Tralasciando comunque la qualità dei brani, la maggior parte dei quali sicuramente piacevolissimi da ascoltare, a far storcere il naso è proprio questa operazione di riesumazione del passato che dà tanto la sensazione di un'opera costruita un po' a tavolino per far breccia nei cuori dei vecchi fan. A ciò si aggiunga poi che Vito Bratta è un chitarrista insostituibile per la causa dei White Lion, e che Jamie Law, a parte qualche isolato assolo, non riesce ad incidere e lasciare il segno come il suo predecessore, tanto che un ruolo quasi decisivo assumono le tastiere di Henning Wanner, ecco allora che ci si trova irrimediabilmente di fronte ad un ricordo sbiadito dei tempi che furono. Di contro invece, il timbro di Tramp per nostra fortuna, nonostante l'avanzare degli anni, è sempre lo stesso, graffiante e delicato al tempo stesso, inconfondibile ed unico.

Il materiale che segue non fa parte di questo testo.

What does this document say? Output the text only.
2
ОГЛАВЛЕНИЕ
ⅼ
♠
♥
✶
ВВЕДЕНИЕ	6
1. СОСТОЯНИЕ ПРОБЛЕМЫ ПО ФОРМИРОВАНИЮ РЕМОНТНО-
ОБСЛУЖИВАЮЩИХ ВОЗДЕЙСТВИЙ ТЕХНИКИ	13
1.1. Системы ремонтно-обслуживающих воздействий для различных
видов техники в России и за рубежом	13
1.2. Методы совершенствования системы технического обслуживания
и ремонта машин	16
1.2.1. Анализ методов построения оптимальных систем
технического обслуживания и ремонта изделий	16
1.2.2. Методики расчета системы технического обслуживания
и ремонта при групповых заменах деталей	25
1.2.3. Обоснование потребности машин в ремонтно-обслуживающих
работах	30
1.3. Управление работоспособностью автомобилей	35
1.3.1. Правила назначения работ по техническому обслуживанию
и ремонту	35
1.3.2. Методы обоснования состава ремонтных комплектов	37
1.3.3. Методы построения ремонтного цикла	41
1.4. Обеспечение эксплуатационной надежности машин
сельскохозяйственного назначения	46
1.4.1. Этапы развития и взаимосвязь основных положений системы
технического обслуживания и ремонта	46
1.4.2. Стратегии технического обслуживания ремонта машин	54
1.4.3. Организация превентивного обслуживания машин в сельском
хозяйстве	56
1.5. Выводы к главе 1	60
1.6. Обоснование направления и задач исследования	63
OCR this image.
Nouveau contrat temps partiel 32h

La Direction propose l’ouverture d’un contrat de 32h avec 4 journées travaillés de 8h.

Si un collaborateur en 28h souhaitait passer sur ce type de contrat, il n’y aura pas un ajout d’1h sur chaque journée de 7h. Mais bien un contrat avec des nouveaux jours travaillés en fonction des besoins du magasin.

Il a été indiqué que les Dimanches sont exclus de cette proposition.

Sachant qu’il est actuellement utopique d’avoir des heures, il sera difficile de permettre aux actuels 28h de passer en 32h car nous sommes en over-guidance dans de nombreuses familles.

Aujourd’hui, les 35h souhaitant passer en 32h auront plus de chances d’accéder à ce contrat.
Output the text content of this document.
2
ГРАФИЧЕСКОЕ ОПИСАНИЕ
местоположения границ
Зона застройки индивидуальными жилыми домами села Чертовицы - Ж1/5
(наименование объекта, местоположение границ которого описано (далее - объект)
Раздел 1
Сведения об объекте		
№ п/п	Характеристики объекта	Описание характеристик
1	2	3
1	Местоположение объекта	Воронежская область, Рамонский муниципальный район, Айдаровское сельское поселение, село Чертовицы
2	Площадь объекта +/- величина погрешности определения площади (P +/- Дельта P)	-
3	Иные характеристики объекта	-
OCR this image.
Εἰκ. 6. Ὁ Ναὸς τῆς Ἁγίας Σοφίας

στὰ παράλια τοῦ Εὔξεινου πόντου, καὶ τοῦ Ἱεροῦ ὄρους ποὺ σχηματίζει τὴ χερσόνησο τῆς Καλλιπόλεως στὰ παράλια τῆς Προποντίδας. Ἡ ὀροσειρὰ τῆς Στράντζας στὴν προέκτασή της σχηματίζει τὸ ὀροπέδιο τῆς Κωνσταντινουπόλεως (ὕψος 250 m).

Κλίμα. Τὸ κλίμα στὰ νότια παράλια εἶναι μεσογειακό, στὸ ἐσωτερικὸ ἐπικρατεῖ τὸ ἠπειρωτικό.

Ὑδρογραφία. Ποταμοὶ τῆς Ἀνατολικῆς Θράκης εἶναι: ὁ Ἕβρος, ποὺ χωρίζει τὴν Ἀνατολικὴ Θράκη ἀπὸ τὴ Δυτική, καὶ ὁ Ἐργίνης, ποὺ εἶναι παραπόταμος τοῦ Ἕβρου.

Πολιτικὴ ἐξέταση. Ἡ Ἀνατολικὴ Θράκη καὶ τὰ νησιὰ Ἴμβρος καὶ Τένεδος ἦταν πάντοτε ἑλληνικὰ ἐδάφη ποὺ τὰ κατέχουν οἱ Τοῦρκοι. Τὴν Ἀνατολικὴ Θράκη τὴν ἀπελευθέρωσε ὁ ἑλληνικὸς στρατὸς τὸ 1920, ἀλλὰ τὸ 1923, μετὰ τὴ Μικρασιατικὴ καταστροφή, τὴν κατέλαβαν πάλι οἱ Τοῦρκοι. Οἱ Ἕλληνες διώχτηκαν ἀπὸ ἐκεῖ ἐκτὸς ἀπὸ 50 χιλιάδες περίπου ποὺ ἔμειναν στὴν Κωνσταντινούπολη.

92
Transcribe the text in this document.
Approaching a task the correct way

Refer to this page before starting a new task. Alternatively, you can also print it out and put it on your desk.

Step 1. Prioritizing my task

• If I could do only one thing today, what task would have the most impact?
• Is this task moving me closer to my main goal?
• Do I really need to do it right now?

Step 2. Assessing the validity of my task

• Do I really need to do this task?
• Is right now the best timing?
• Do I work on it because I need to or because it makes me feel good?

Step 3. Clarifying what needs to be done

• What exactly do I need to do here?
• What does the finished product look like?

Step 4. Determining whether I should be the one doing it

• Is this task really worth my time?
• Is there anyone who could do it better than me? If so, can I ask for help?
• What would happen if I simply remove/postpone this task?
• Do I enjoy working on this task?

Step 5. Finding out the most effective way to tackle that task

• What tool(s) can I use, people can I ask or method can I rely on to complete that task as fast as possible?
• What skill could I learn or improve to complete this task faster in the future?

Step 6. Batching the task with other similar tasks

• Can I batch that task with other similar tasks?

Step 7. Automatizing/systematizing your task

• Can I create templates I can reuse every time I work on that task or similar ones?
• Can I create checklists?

Certo per chi ha avuto la fortuna di conoscere i White Lion negli anni '80 sarà abbastanza automatico ed altrettanto facile riscontrare limiti e pregi appena descritti, con l'inevitabile conseguenza che, pur salutando con immenso piacere ed anche un pizzico di nostalgia il ritorno di questa mitica band, non potrà fare a meno di testimoniare con estremo rammarico che di quel gruppo ormai resiste solo un affezionato e luminoso ricordo, non pienamente ravvisabile purtroppo nella realtà presente. Per tutti gli altri invece, l'ascolto di Return Of The Pride non potrà che lasciare sensazioni positive, e sicuramente sarà per chiunque possibile trovare in quest'album diversi motivi di soddisfazione, grazie soprattutto ad una serie di stupende canzoni infarcite di melodie orecchiabili ma sempre garbate, seducenti ed accattivanti, ben rese dall'interpretazione espressiva di un Mike Tramp ancora in stato di grazia.